Wooden Utility Sheds or Plastic Utility Sheds: Which Is Better?

wooden utility sheds

29 Oct Wooden Utility Sheds or Plastic Utility Sheds: Which Is Better?

Adding an outdoor utility shed is a great way to add storage to your property. But determining the type of shed you need—either plastic or wooden—can be a tough decision. How do you decide? Does it really make a difference? What are the pros and cons?
Here are 6 pros and cons for both plastic and wooden utility sheds to help you make your decision—

Plastic Utility Sheds

Pro: Plastic utility sheds have come a long way. They aren’t built from traditional plastic (such as the type used to make shopping bags or drink bottles). In other words, they aren’t flimsy or cheap. The plastic used to assemble plastic utility sheds is hard, UV-resistant, and designed to be used outdoors.

Because of the hard plastic used for these sheds, they are also easy to clean and maintain—which is its greatest selling point—since outdoor tools and equipment can get dirty. Most often, cleaning plastic utility sheds requires soap, water, and elbow grease. And if you have access to a power washer, even better! Plastic typically cleans up pretty well and maintains its original look.

Con: While plastic utility sheds are built to withstand the elements, they can’t handle wind as well as wooden utility sheds. Which means anchoring a plastic utility shed to the ground is nearly a pre-requisite for long-term use. Since plastic is naturally lighter, plastic utility sheds have a reputation for blowing over in high winds, which not only jeopardizes your shed, but it also puts your storage items at risk.

Also, with regard to standing up to the elements, plastic utility sheds sometimes respond poorly to high temperatures and can buckle in the heat. So if you live in a place that gets very hot, it’s a good idea to re-consider purchasing a plastic utility shed.

Pro: Plastic utility sheds typically meet the expectations of the local or neighborhood regulations since they are standard with little to no customization. That said, it is always a good idea to check with your HOA or local regulations before getting to far in the process of adding a new shed.

Con: Security can be an issue, since plastic utility sheds are typically easier to break into than their wooden counterparts. Many plastic utility sheds do not come with steel reinforcements, nor do they have steel locking mechanisms. So if you choose to buy a plastic utility shed, you may want to carefully consider what you choose to store inside.

Also because plastic is lightweight, plastic utility sheds cannot typically handle as much weight as their wooden utility shed counterparts. So it isn’t a good idea to hang items from the walls or include much overhead storage.

Pro: Plastic utility sheds require little to no carpentry knowledge, so they are typically easier and faster to assemble. That said, “easier” doesn’t necessarily imply “easy,” and homeowners often require the expertise of a professional in order to assemble a plastic shed.

Con: Plastic utility sheds can’t be shingled or painted to match your home or existing property.

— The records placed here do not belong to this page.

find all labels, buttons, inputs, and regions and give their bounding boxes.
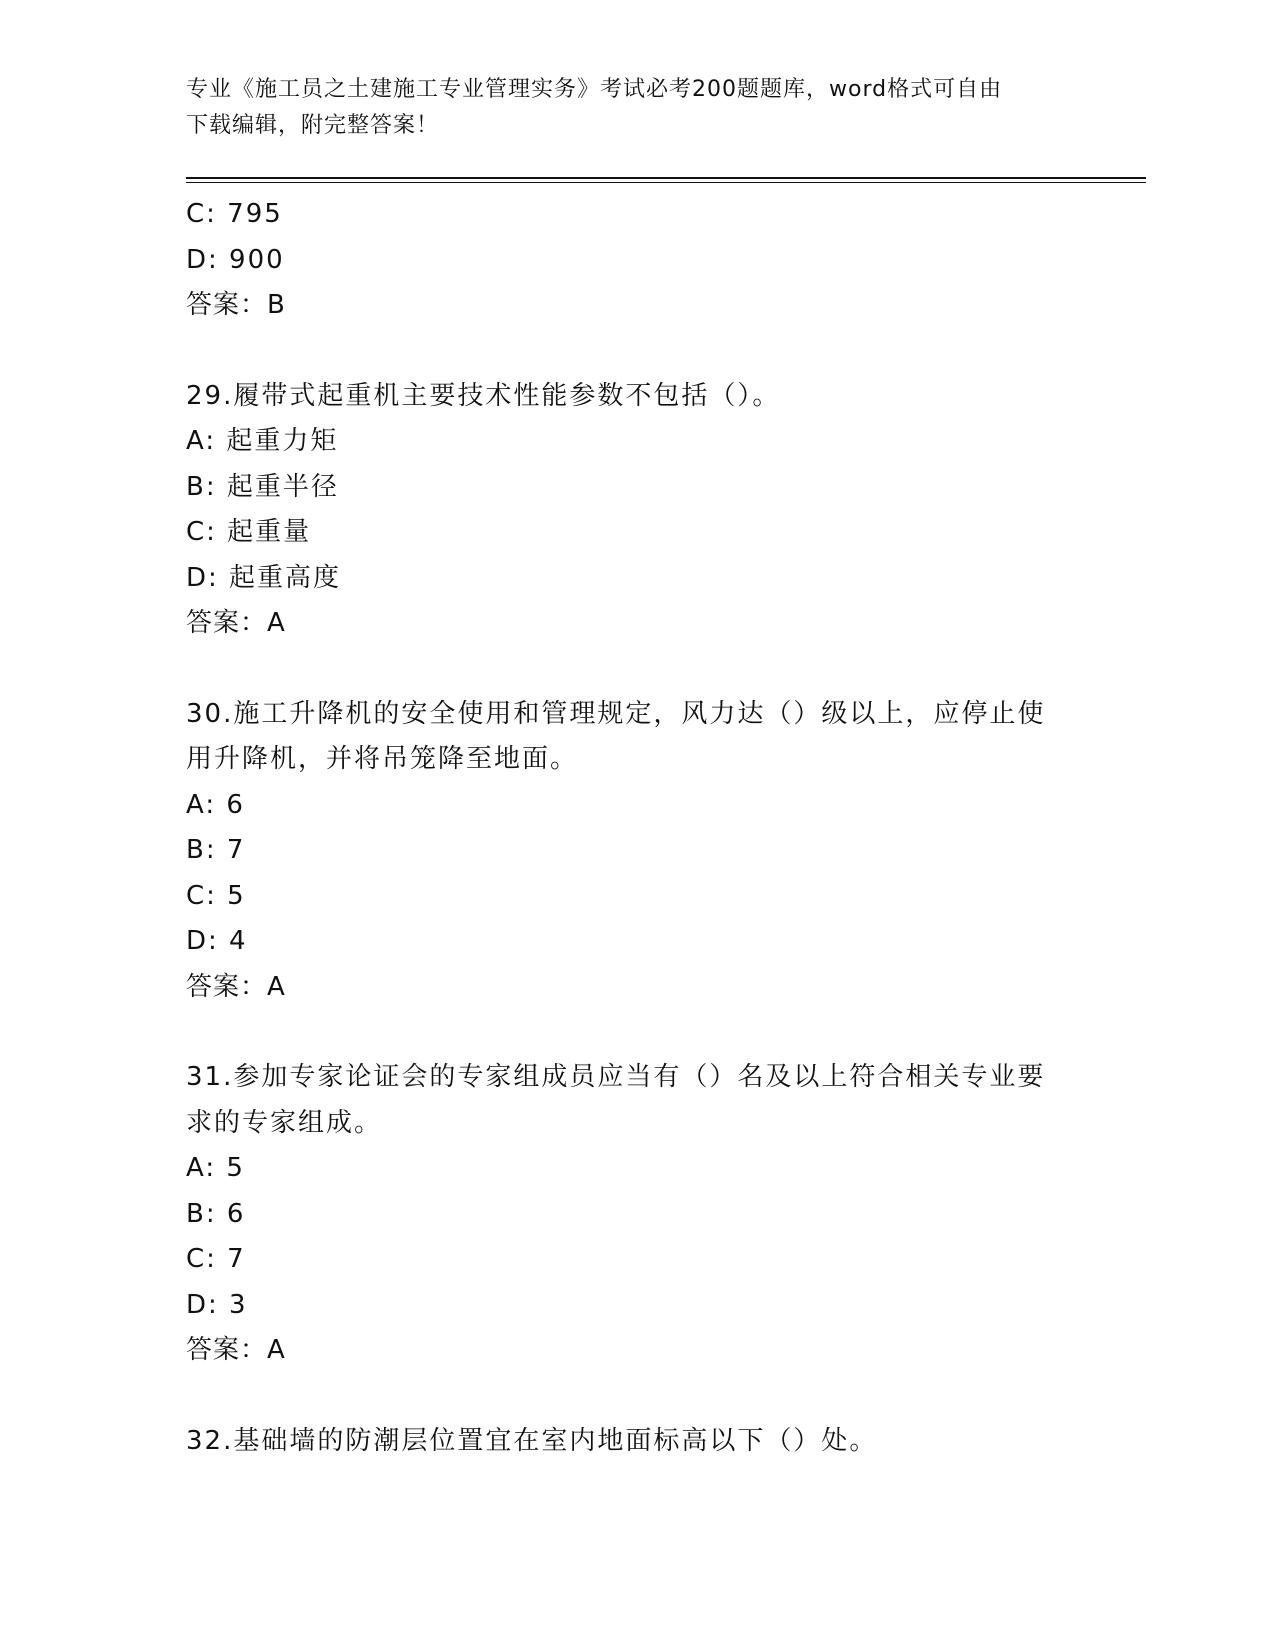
- option-b: B: 7: [186, 835, 246, 865]
- question-28: [186, 192, 1086, 329]
- option-a: A: 6: [186, 789, 245, 820]
- option-b: B: 6: [186, 1198, 246, 1229]
- question-text-line-1: 31.参加专家论证会的专家组成员应当有（）名及以上符合相关专业要: [186, 1062, 1046, 1092]
- spacer: [186, 1010, 1086, 1055]
- question-text: 29.履带式起重机主要技术性能参数不包括（）。: [186, 380, 781, 411]
- question-32: [186, 1419, 1086, 1465]
- spacer: [186, 329, 1086, 374]
- answer-label: 答案：A: [186, 971, 286, 1002]
- option-c: C: 7: [186, 1244, 246, 1274]
- spacer: [186, 1374, 1086, 1419]
- option-c: C: 起重量: [186, 517, 312, 547]
- question-29: [186, 374, 1086, 647]
- document-header: [186, 72, 1066, 144]
- header-rule-thin: [186, 182, 1146, 183]
- question-text-line-2: 用升降机，并将吊笼降至地面。: [186, 744, 579, 774]
- option-d: D: 4: [186, 926, 248, 956]
- option-d: D: 900: [186, 244, 285, 275]
- question-list: [186, 192, 1086, 1464]
- header-line-1: 专业《施工员之土建施工专业管理实务》考试必考200题题库，word格式可自由: [186, 77, 1003, 102]
- option-c: C: 795: [186, 199, 283, 229]
- option-d: D: 3: [186, 1289, 248, 1320]
- option-a: A: 5: [186, 1153, 245, 1183]
- answer-label: 答案：A: [186, 1335, 286, 1365]
- question-text: 32.基础墙的防潮层位置宜在室内地面标高以下（）处。: [186, 1425, 878, 1456]
- header-rule-thick: [186, 177, 1146, 179]
- question-text-line-1: 30.施工升降机的安全使用和管理规定，风力达（）级以上，应停止使: [186, 698, 1046, 729]
- spacer: [186, 647, 1086, 692]
- option-c: C: 5: [186, 880, 246, 911]
- option-a: A: 起重力矩: [186, 426, 339, 456]
- header-line-2: 下载编辑，附完整答案！: [186, 113, 440, 138]
- question-text-line-2: 求的专家组成。: [186, 1107, 383, 1138]
- option-d: D: 起重高度: [186, 562, 342, 593]
- answer-label: 答案：A: [186, 608, 286, 638]
- answer-label: 答案：B: [186, 290, 286, 320]
- question-31: [186, 1055, 1086, 1374]
- question-30: [186, 692, 1086, 1011]
- option-b: B: 起重半径: [186, 471, 339, 502]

And it takes a lot of time, budget, and effort to customize a plastic utility shed since most come standard. There is little variation when it comes to plastic utility sheds.

Wooden Utility Sheds

Pro: Wooden utility sheds are typically the most highly-rated outdoor sheds, in part because they are fully customizable. They can be carefully designed to match the existing home, which means they are more aesthetically pleasing. In fact, wooden sheds can be designed with widows and shutters that actually make the shed look like it is an extension of the home. Wooden sheds are not one size fits all and can truly look like a work of art.

Con: Wooden utility sheds are not usually “do it yourself.” Meaning most high-quality wooden sheds require professional carpentry and/or assembly. They require more skills and tools than plastic sheds, which may mean more budget up front, depending on the size and specifications of the structure. Building a wooden utility shed takes time, thought, and effort.
That said, the quality materials and professional assembly required for a wooden shed also means you can hang shelves and cabinets and store more items than can be stored in a plastic utility shed. Which means you can store more items in the same “total footprint” of a wooden utility shed than you can a plastic utility shed of the same size.
Another way to say this: More bang for your buck.

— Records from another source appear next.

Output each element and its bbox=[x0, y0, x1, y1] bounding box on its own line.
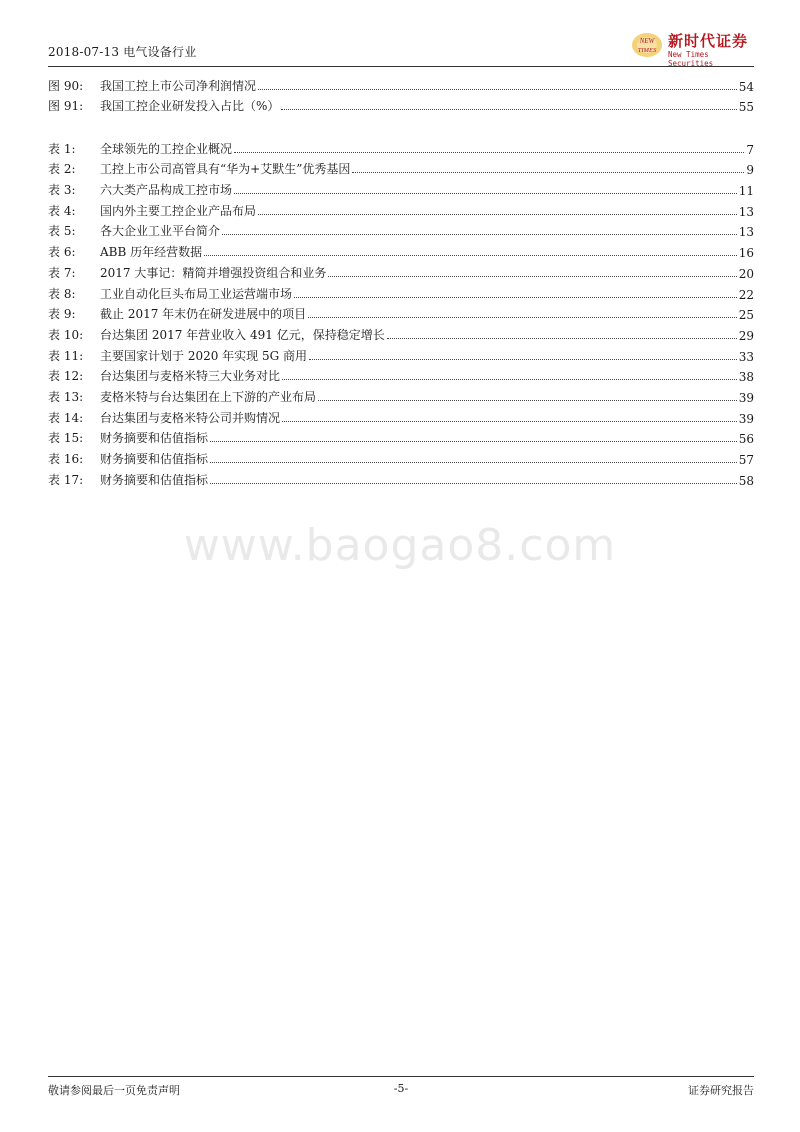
toc-leader-dots bbox=[282, 378, 737, 380]
toc-entry-page: 39 bbox=[738, 411, 754, 426]
toc-entry[interactable] bbox=[48, 302, 754, 323]
toc-entry-page: 54 bbox=[738, 79, 754, 94]
toc-entry-page: 13 bbox=[738, 225, 754, 240]
toc-entry-label: 表 8: bbox=[48, 286, 76, 301]
toc-entry-page: 56 bbox=[738, 432, 754, 447]
toc-entry[interactable] bbox=[48, 157, 754, 178]
toc-entry-title: 主要国家计划于 2020 年实现 5G 商用 bbox=[100, 348, 308, 363]
report-date-industry: 2018-07-13 电气设备行业 bbox=[48, 45, 197, 59]
toc-entry-title: 我国工控企业研发投入占比（%） bbox=[100, 99, 280, 114]
footer-report-type: 证券研究报告 bbox=[688, 1084, 754, 1097]
toc-entry-label: 表 5: bbox=[48, 224, 76, 239]
toc-entry-title: 台达集团与麦格米特公司并购情况 bbox=[100, 410, 281, 425]
toc-entry-title: 2017 大事记：精简并增强投资组合和业务 bbox=[100, 265, 327, 280]
toc-entry[interactable] bbox=[48, 177, 754, 198]
toc-entry-page: 55 bbox=[738, 100, 754, 115]
toc-entry-label: 表 1: bbox=[48, 141, 76, 156]
toc-entry-title: 财务摘要和估值指标 bbox=[100, 452, 209, 466]
toc-entry[interactable] bbox=[48, 384, 754, 405]
toc-entry-label: 表 6: bbox=[48, 245, 76, 260]
toc-entry-page: 9 bbox=[746, 163, 754, 178]
toc-leader-dots bbox=[210, 461, 737, 463]
toc-entry-label: 表 16: bbox=[48, 452, 84, 466]
toc-entry-title: 截止 2017 年末仍在研发进展中的项目 bbox=[100, 307, 307, 322]
toc-entry-page: 57 bbox=[738, 453, 754, 467]
toc-leader-dots bbox=[281, 108, 736, 110]
toc-entry-label: 表 2: bbox=[48, 162, 76, 177]
toc-entry[interactable] bbox=[48, 343, 754, 364]
toc-entry-label: 表 9: bbox=[48, 307, 76, 322]
toc-entry[interactable] bbox=[48, 405, 754, 426]
toc-entry-title: 国内外主要工控企业产品布局 bbox=[100, 203, 257, 218]
svg-text:NEW: NEW bbox=[639, 37, 655, 45]
toc-entry-title: 麦格米特与台达集团在上下游的产业布局 bbox=[100, 389, 317, 404]
page-footer bbox=[48, 1076, 754, 1099]
toc-leader-dots bbox=[318, 399, 737, 401]
toc-entry-title: ABB 历年经营数据 bbox=[100, 245, 203, 260]
toc-entry[interactable] bbox=[48, 94, 754, 115]
toc-entry[interactable] bbox=[48, 467, 754, 488]
footer-disclaimer: 敬请参阅最后一页免责声明 bbox=[48, 1084, 180, 1097]
toc-leader-dots bbox=[204, 254, 737, 256]
toc-entry-label: 表 7: bbox=[48, 265, 76, 280]
toc-leader-dots bbox=[308, 316, 737, 318]
toc-entry-title: 台达集团与麦格米特三大业务对比 bbox=[100, 369, 281, 384]
watermark: www.baogao8.com bbox=[183, 520, 617, 571]
toc-leader-dots bbox=[387, 337, 737, 339]
toc-entry-label: 表 13: bbox=[48, 389, 84, 404]
toc-entry-label: 表 11: bbox=[48, 348, 84, 363]
toc-entry-label: 表 12: bbox=[48, 369, 84, 384]
toc-entry[interactable] bbox=[48, 219, 754, 240]
toc-entry-title: 各大企业工业平台简介 bbox=[100, 224, 221, 239]
toc-leader-dots bbox=[309, 358, 737, 360]
toc-leader-dots bbox=[282, 420, 737, 422]
toc-entry-page: 11 bbox=[738, 184, 754, 199]
company-logo bbox=[630, 28, 754, 68]
toc-entry-page: 29 bbox=[738, 328, 754, 343]
toc-entry-page: 7 bbox=[746, 142, 754, 157]
toc-leader-dots bbox=[328, 275, 736, 277]
toc-leader-dots bbox=[258, 88, 737, 90]
toc-entry-label: 图 91: bbox=[48, 99, 84, 114]
toc-entry-page: 20 bbox=[738, 266, 754, 281]
logo-english-name: New Times Securities bbox=[668, 50, 714, 68]
toc-entry-label: 表 14: bbox=[48, 410, 84, 425]
toc-entry[interactable] bbox=[48, 426, 754, 447]
new-times-logo-icon bbox=[630, 30, 664, 60]
toc-entry[interactable] bbox=[48, 281, 754, 302]
table-list bbox=[48, 136, 754, 488]
toc-entry-label: 表 17: bbox=[48, 472, 84, 487]
toc-leader-dots bbox=[234, 192, 737, 194]
toc-entry-page: 38 bbox=[738, 370, 754, 385]
toc-leader-dots bbox=[234, 151, 744, 153]
toc-entry-page: 22 bbox=[738, 287, 754, 302]
toc-entry-label: 图 90: bbox=[48, 78, 84, 93]
toc-entry-title: 工业自动化巨头布局工业运营端市场 bbox=[100, 286, 293, 301]
svg-text:TIMES: TIMES bbox=[637, 47, 657, 54]
toc-entry-page: 25 bbox=[738, 308, 754, 323]
toc-entry[interactable] bbox=[48, 260, 754, 281]
toc-entry-title: 六大类产品构成工控市场 bbox=[100, 183, 233, 198]
toc-entry-title: 工控上市公司高管具有“华为+艾默生”优秀基因 bbox=[100, 162, 351, 177]
toc-leader-dots bbox=[210, 440, 737, 442]
toc-entry-page: 58 bbox=[738, 473, 754, 488]
figure-list bbox=[48, 73, 754, 114]
logo-chinese-name: 新时代证券 bbox=[668, 32, 749, 50]
toc-entry-page: 13 bbox=[738, 204, 754, 219]
toc-entry-title: 财务摘要和估值指标 bbox=[100, 431, 209, 446]
toc-entry[interactable] bbox=[48, 136, 754, 157]
page-number: -5- bbox=[393, 1082, 409, 1095]
toc-entry[interactable] bbox=[48, 446, 754, 467]
toc-entry-label: 表 4: bbox=[48, 203, 76, 218]
toc-entry-title: 我国工控上市公司净利润情况 bbox=[100, 78, 257, 93]
toc-entry[interactable] bbox=[48, 322, 754, 343]
toc-entry-title: 台达集团 2017 年营业收入 491 亿元，保持稳定增长 bbox=[100, 327, 385, 342]
toc-entry[interactable] bbox=[48, 198, 754, 219]
toc-entry-label: 表 3: bbox=[48, 183, 76, 198]
toc-entry[interactable] bbox=[48, 73, 754, 94]
toc-entry[interactable] bbox=[48, 364, 754, 385]
toc-entry[interactable] bbox=[48, 239, 754, 260]
toc-entry-label: 表 10: bbox=[48, 327, 84, 342]
page-header bbox=[48, 28, 754, 67]
toc-entry-page: 39 bbox=[738, 390, 754, 405]
toc-entry-title: 全球领先的工控企业概况 bbox=[100, 141, 233, 156]
toc-leader-dots bbox=[294, 296, 737, 298]
toc-entry-page: 33 bbox=[738, 349, 754, 364]
toc-leader-dots bbox=[352, 171, 744, 173]
toc-entry-page: 16 bbox=[738, 246, 754, 261]
toc-entry-title: 财务摘要和估值指标 bbox=[100, 472, 209, 487]
toc-leader-dots bbox=[222, 233, 737, 235]
toc-leader-dots bbox=[210, 482, 737, 484]
toc-entry-label: 表 15: bbox=[48, 431, 84, 446]
toc-leader-dots bbox=[258, 213, 737, 215]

Pro: Wooden utility sheds are known for being durable and adaptable. And, in fact, wooden sheds last longer than plastic sheds. If you consistently care for your wooden shed, it will love you back over time. It will be an aesthetically pleasing, long-lasting storage space for many years.

Also, because wooden sheds require a sturdy frame, they typically withstand wind much better than plastic sheds.

Con: Wooden utility sheds require more maintenance than plastic sheds. First, they must be painted or stained, just as a house needs painting or stained. And just like all wooden structures, a wooden utility shed is not “set it and forget it.” From time to time, wooden sheds require repainting or other reasonable maintenance. Which means wooden sheds often require more time and attention over the long haul.

Pro: Wooden sheds can add value to the home and property. Not only can you enjoy the benefits of a wooden utility shed, but a wooden shed can be a great selling point if ever you decide to put your house on the market.

Con: Wooden sheds require more assembly time. Primarily because of the customization involved, wooden sheds take longer to build than plastic sheds. And the more customizable you want your shed to be, the more time it will take to assemble it.